College athletes trump Ivy League brainiacs
Borsellino’s idea of the best prospective traders is not what you’d expect.
“Being a good trader on the floor of the exchange and now on a computer, you don’t have to be super smart,” Borsellino said. “I always looked for college athletes, or guys who barely graduated high school, joined the military and then became a trader. They were more likely to work hard, do research and stick to the plan. The guys who were really smart thought they were smarter than the market and often didn’t have the personality or the stomach to endure big trading losses.”
Leveling the playing field with electronic trading
In 1998, the exchanges’ stated plan was to control latency. They never actually did.
“They realized if they let the high-frequency trading guys in they could double or triple the commissions,” Borsellino said.
Co-location allows trading firms to gain an unfair advantage, he said.
To compete with institutional traders, Borsellino recommends finding or developing software that can identify institutional order flow and recreate the energy and signals of a trading floor.
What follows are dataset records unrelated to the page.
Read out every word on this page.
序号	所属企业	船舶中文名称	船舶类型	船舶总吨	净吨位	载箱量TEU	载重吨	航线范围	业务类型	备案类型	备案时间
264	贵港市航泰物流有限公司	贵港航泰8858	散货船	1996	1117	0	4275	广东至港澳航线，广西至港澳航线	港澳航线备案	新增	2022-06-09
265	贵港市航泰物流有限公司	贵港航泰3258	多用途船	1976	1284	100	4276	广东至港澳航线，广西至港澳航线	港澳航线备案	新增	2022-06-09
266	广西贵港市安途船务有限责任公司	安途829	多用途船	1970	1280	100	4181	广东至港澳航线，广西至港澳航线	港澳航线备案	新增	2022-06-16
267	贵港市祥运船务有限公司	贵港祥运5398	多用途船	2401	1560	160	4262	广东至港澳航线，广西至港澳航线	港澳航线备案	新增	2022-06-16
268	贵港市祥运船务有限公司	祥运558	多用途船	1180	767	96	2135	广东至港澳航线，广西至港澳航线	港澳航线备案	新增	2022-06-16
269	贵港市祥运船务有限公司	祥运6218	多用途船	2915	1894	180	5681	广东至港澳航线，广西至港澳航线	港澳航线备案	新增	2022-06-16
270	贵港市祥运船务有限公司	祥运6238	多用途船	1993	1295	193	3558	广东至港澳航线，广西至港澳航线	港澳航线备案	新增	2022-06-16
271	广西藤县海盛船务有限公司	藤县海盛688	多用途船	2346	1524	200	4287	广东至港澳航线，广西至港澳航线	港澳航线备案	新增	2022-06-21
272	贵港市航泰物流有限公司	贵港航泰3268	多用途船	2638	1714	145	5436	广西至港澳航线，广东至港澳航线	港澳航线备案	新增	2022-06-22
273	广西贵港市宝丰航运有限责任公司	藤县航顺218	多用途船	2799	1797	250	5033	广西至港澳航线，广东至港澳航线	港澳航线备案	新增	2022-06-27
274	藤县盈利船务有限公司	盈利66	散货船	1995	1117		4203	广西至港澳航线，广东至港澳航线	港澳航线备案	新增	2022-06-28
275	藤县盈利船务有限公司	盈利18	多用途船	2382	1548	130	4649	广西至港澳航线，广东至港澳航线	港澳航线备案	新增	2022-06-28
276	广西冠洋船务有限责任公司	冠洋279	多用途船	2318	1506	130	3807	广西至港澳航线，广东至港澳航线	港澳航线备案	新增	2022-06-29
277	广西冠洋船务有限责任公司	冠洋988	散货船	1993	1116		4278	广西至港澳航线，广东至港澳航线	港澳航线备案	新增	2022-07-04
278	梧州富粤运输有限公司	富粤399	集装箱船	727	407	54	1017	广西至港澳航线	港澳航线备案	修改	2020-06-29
He uses XtremeData to power his own proprietary platform.
“The last piece of the trading puzzle is recreating order flow and identifying the institutional order flow and algorithms,” he said. “Reverse engineer the order process.
“Our team can download tic data daily, down to the microseconds, and analyze order flow, including the size of match trades; order book and cancel/replace requests; the rate of change of order entry; and identifying monolithic trades – 30 transactions in 1 microsecond.”
Borsellino said that you have to use computers to help your analysis, but there’s a move back to people who are experienced in trading, “who know what they don’t know and respect the markets.”
The moment you say the market can’t do that, it does that.
“CME pit traders like me always prefer to trade from the short side,” Borsellino said. “We’re always waiting for a disaster, something to keep the markets going crazy.
“The volatility’s got me excited,” he said.